ラボ自体の機能で換気は出来るし、ゴミや汚れは掃除専用ゴブリンが掃除してくれてるからね♪』
ヒロシは意外と綺麗好きなようで、ゴブリン達にちゃんと掃除をさせラボの機能で換気をしているというからコルリルは驚いた。
ヒロシから聞いたラボの機能は他にもあり、
◯温度は自在に変えられる。
(ヒロシ曰く、快適に暮らせる温度からゴブリン達が凍結したり発火するほどの温度までは確認したよ♪)

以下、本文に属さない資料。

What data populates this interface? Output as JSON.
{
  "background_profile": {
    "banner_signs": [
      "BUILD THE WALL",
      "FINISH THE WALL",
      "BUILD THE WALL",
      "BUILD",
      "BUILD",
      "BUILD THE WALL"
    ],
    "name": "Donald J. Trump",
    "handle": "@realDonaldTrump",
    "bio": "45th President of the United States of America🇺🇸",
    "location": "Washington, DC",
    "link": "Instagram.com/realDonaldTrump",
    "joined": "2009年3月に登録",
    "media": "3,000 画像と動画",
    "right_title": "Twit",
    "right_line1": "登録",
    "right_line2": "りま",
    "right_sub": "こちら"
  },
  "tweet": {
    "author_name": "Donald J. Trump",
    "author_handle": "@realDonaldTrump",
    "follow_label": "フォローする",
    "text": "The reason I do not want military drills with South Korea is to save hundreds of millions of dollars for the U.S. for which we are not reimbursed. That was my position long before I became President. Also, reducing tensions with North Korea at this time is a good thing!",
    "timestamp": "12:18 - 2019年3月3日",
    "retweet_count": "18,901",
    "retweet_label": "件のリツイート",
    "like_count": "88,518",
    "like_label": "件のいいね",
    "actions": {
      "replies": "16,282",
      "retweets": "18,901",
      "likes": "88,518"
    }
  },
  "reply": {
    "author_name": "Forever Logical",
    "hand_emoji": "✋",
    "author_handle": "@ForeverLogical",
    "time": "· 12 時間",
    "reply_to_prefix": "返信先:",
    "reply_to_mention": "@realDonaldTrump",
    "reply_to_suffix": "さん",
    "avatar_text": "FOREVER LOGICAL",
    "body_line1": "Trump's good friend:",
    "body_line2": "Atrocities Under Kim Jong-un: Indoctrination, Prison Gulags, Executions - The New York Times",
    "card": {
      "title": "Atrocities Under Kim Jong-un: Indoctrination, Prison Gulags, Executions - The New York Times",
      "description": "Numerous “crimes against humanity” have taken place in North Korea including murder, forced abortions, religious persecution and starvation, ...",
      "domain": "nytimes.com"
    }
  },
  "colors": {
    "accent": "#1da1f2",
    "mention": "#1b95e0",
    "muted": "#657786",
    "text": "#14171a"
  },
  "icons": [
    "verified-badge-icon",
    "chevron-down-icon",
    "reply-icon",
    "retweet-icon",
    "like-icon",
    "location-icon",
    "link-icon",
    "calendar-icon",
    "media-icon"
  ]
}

◯ラボの壁や床はヒロシの意思次第で簡単に変化させられる。
部屋を何個も作ったり、大きな部屋を作ったり自由自在だった。
ラボ全体の大きさはコルリルの生まれた村くらい。
(ヒロシ曰く、小学校の敷地分くらいかな?)
◯ラボの壁や床は絶対に傷つけられない。
コルリルの魔術でもヒロシがあらゆる方法を試してみたが傷つけられなかった。
(ヒロシ曰く、多分概念的な感じなのかもね?ただ堅いってだけじゃなくて、ラボ自体が傷つかないルールというか仕組みな感じがするよ!)
◯ヒロシの求めに応じてラボが進化し、新たな機能が追加される。
ヒロシ自身の力が増大したら進化するのか、単純に時間経過なのかは不明。
ただヒロシがほしいと思った機能が今のところは追加されているようだった。
今ラボについてわかっている事は全て教えてもらったが、コルリルは特に出入り口の指定とラボの強固さに魅力を感じた。
(出入り口が勇者にしか開けないなら中にいれてしまえばどんな敵でも捕獲出来るって言う事!
しかもラボは絶対に壊れないなら魔王にだってラボに入れさえしたら勝てるって事じゃん?!
最初は戦闘向きには思えないスキルだと思ったけど中々良いかも??)
コルリルは内心でヒロシのスキルを使った戦略を色々考え夢を膨らますが、肝心のヒロシはと言うと、
「コルリル?!この虫達を見てよ!なにか特殊な動きをしてるよ??
僕の知ってる虫だとゴキブリに似てるかなぁ??
とりあえずまとめてラボに入れとくからあとで一緒に研究しよう♪」
そう言ってヒロシは道端の何の変哲もない虫の巣を、大量の気持ち悪い虫達と共にまとめてラボに入れていく。
「・・・やっぱないわ」
コルリルはもうラボに入りたくなくなった。